Notley talked about some of the challenges in the downtown with safety. The NDP said on Sunday they’d add more police officers to Calgary and Edmonton, along with funding for social support workers.
“But we also need to bring more people downtown and it’s become abundantly clear that an incredible opportunity exists to do that through the establishment of a downtown post-secondary campus,” Notley said.
“This campus would support the creation of an innovation district that brings post-secondary entrepreneurs, start-ups, business incubators and accelerators together to facilitate collaboration and innovation.”
The City of Calgary recently opened up its downtown office conversion funding program to post-secondary schools. Calgary’s downtown strategy calls for the inclusion of post-secondary as a part of the revitalization.
When Mayor Jyoti Gondek spoke with the media about the provincial budget on Feb. 28, she said she was hoping to see funding for post-secondary conversions.
“We had asked for money for post-secondary institutions as part of the conversion project. We had also asked if they could potentially consider matching our conversion funding. None of that seems to have taken place in this budget,” she said.
In a media conference in March, Premier Danielle Smith said she knew the city was keen to examine post-secondary in downtown.
“While that’s a great idea, we just haven’t received any requests for proposals for that,” she said. She added they would welcome any proposals.
Smith said it was the perfect use because there likely wouldn’t be as much change needed to buildings as a residential conversion would.
Helps the downtown vibrancy, and creates post-secondary spaces, Eggen said
Eggen said that there will be 60,000 students entering post-secondary by 2030, including more than 25,000 in Calgary.
They’d been engaging with different Alberta post-secondaries since December, he said, to collaborate on potential downtown post-secondary sites.
“There is a desperate need to build more post-secondary spaces in order to accommodate for all of these future leaders,” Eggen said.

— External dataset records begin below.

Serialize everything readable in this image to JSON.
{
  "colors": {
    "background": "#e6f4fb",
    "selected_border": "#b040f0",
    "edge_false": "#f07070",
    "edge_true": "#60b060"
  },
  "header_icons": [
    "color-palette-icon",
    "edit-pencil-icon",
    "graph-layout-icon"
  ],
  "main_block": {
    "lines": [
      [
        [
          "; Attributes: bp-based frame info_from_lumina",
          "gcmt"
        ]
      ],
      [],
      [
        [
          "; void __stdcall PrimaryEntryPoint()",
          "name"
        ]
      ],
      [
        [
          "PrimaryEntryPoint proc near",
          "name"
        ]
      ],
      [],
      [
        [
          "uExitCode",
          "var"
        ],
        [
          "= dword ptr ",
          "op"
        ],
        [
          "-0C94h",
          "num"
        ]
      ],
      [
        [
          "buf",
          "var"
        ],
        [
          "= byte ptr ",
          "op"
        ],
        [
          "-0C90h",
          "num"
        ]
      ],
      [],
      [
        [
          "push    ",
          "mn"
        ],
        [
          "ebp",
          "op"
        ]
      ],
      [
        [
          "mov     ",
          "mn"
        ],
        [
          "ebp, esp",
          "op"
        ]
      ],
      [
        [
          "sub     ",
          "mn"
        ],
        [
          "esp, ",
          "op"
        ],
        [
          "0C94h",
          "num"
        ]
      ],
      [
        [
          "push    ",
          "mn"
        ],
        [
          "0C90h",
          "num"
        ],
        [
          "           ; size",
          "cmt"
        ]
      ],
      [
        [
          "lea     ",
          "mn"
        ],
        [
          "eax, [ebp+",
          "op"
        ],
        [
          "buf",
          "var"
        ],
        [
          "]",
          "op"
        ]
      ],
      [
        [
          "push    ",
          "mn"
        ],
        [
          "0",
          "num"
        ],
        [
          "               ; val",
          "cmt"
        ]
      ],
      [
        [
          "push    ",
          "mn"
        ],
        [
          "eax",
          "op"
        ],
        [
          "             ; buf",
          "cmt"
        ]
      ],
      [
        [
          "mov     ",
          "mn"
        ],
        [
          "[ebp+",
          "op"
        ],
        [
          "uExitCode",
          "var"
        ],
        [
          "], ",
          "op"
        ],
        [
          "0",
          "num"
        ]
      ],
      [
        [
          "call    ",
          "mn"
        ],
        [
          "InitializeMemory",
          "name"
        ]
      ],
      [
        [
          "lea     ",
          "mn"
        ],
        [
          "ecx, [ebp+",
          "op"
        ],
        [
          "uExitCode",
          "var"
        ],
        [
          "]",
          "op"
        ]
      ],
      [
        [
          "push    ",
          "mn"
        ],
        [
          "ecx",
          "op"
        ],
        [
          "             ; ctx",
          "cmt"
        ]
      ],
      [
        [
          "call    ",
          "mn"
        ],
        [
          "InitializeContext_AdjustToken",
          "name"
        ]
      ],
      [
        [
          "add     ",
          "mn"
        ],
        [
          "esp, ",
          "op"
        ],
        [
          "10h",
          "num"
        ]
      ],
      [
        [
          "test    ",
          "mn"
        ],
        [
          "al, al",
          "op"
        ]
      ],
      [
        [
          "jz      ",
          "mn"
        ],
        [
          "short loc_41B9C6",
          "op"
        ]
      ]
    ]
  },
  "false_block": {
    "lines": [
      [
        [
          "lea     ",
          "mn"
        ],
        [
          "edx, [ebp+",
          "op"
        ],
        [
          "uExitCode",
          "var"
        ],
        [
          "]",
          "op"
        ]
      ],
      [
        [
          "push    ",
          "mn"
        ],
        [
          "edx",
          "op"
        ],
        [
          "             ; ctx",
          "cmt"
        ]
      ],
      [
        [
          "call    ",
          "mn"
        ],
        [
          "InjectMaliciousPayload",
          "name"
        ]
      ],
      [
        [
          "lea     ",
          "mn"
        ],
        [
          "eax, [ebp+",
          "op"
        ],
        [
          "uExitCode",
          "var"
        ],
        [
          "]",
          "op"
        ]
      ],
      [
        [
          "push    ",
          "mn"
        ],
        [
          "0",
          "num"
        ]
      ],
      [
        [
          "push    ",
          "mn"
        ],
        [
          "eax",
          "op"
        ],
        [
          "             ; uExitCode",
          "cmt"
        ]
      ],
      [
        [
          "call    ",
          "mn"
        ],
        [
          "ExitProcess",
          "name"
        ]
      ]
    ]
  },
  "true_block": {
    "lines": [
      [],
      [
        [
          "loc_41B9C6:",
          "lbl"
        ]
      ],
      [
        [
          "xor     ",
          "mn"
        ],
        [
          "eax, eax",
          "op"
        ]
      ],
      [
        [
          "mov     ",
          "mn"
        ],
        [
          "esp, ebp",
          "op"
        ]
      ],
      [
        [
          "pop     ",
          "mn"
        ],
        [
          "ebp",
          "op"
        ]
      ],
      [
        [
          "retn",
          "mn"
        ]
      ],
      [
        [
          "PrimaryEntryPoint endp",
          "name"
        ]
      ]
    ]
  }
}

“We can use the empty space downtown to create these spaces quickly.”
Once those students are down there, it creates vibrancy and supports economic growth in the area, he said. He said it makes sense.
“And yet, the UCP is nowhere to be seen on this issue,” Eggen said.
Notley said the $200 million figure comes from recent planned expansions of the Concordia and MacEwan University campuses in Edmonton.
She also said they would help fund Calgary’s downtown office-to-residential conversion program. That’s something the city’s asked for from the provincial government.
Notley said, if elected, they would convene a task force within three to six months to address the campus plan. Then work would go into planning she said.
“Depending on the degree to which we’re using pre-existing office space that you could potentially see work commencing in the following year,” she said.
In last year’s provincial budget, the UCP provided $5 million for a variety of vibrancy and programmatic-related items. There was no specific money for the downtown revitalization in this year’s budget.
The province has made several investments over the past number of months on public safety, housing, addictions and mental health treatment that have been geared towards cleaning up downtown.